Surveys of executives and investors point to an improvement in the euro-area economy. Manufacturing is accelerating at the strongest pace in more than 2 1/2 years and economic confidence is at the highest level since July 2011.
The Ifo institute’s gauge of business confidence in Germany, the region’s biggest economy, beat economists’ forecasts this month as it rose to the highest level since July 2011.
“It would need an adverse shock for further action to be taken -- at this moment I don’t see such a development,” said Knot. While market volatility “is definitely something that warrants close monitoring,” economic data have, if anything, “surprised on the upside recently,” he said.
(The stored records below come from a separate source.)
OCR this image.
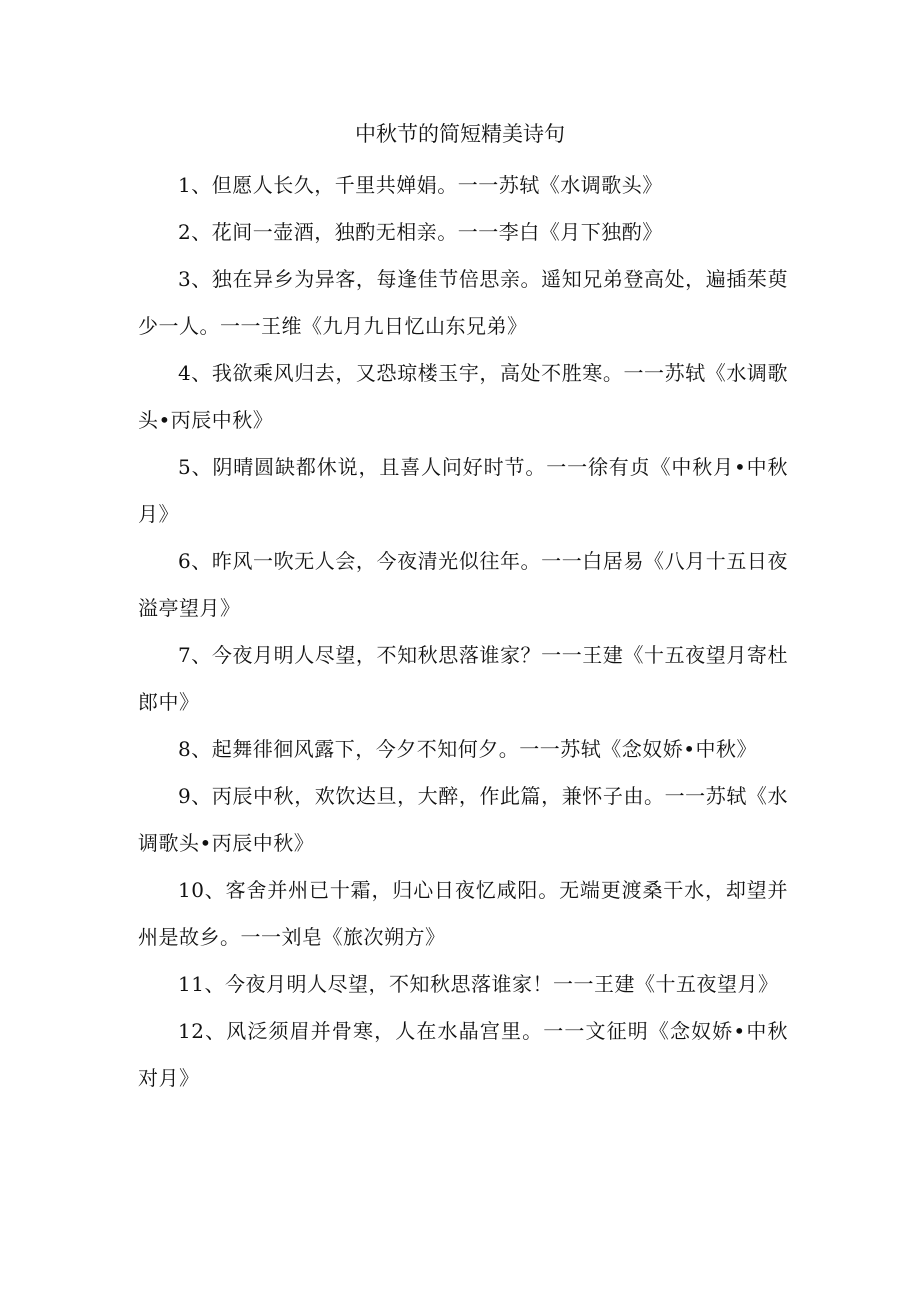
中秋节的简短精美诗句

1、但愿人长久，千里共婵娟。一一苏轼《水调歌头》

2、花间一壶酒，独酌无相亲。一一李白《月下独酌》

3、独在异乡为异客，每逢佳节倍思亲。遥知兄弟登高处，遍插茱萸少一人。一一王维《九月九日忆山东兄弟》

4、我欲乘风归去，又恐琼楼玉宇，高处不胜寒。一一苏轼《水调歌头•丙辰中秋》

5、阴晴圆缺都休说，且喜人问好时节。一一徐有贞《中秋月•中秋月》

6、昨风一吹无人会，今夜清光似往年。一一白居易《八月十五日夜溢亭望月》

7、今夜月明人尽望，不知秋思落谁家？一一王建《十五夜望月寄杜郎中》

8、起舞徘徊风露下，今夕不知何夕。一一苏轼《念奴娇•中秋》

9、丙辰中秋，欢饮达旦，大醉，作此篇，兼怀子由。一一苏轼《水调歌头•丙辰中秋》

10、客舍并州已十霜，归心日夜忆咸阳。无端更渡桑干水，却望并州是故乡。一一刘皂《旅次朔方》

11、今夜月明人尽望，不知秋思落谁家！一一王建《十五夜望月》

12、风泛须眉并骨寒，人在水晶宫里。一一文征明《念奴娇•中秋对月》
Even so, the recovery is “still weak, still fragile, still uneven,” Draghi said, adding that the risks to the outlook remain on the downside. Inflation (ECCPEST) in the currency bloc slid to 0.7 percent in October and Knot said it will probably stay below 1 percent until May or June, compared with the ECB’s medium-term goal of just under 2 percent. A worsening inflation outlook is another contingency that would trigger policy action, Draghi said.
Officials have other tools that could be used to curb markets rates or stave off falling consumer prices. If the ECB wants to free up more cash that banks could lend to each other or to the real economy, it could remove its requirement for financial institutions to hold reserves at their national central banks. It could also stop the sterilization of government bond purchases conducted under the now-terminated Securities Markets Program.
Draghi told delegates that another option for the ECB to consider is buying bank bonds.
“The issue for further thinking in the future is to have an asset which would capture and package bank loans in the proper way,” he said. While securitization is “pretty dead” right now, this could change if regulators manages to distinguish between asset-based securities that are easy-to-trade and those which are “highly structured,” he said.
Italy’s representative on the ECB’s Governing Council, Ignazio Visco, also signaled that the central bank has a range of options.
“There are assets that can be considered,” for direct purchase in case tensions flare up again, he said in a Bloomberg Television interview.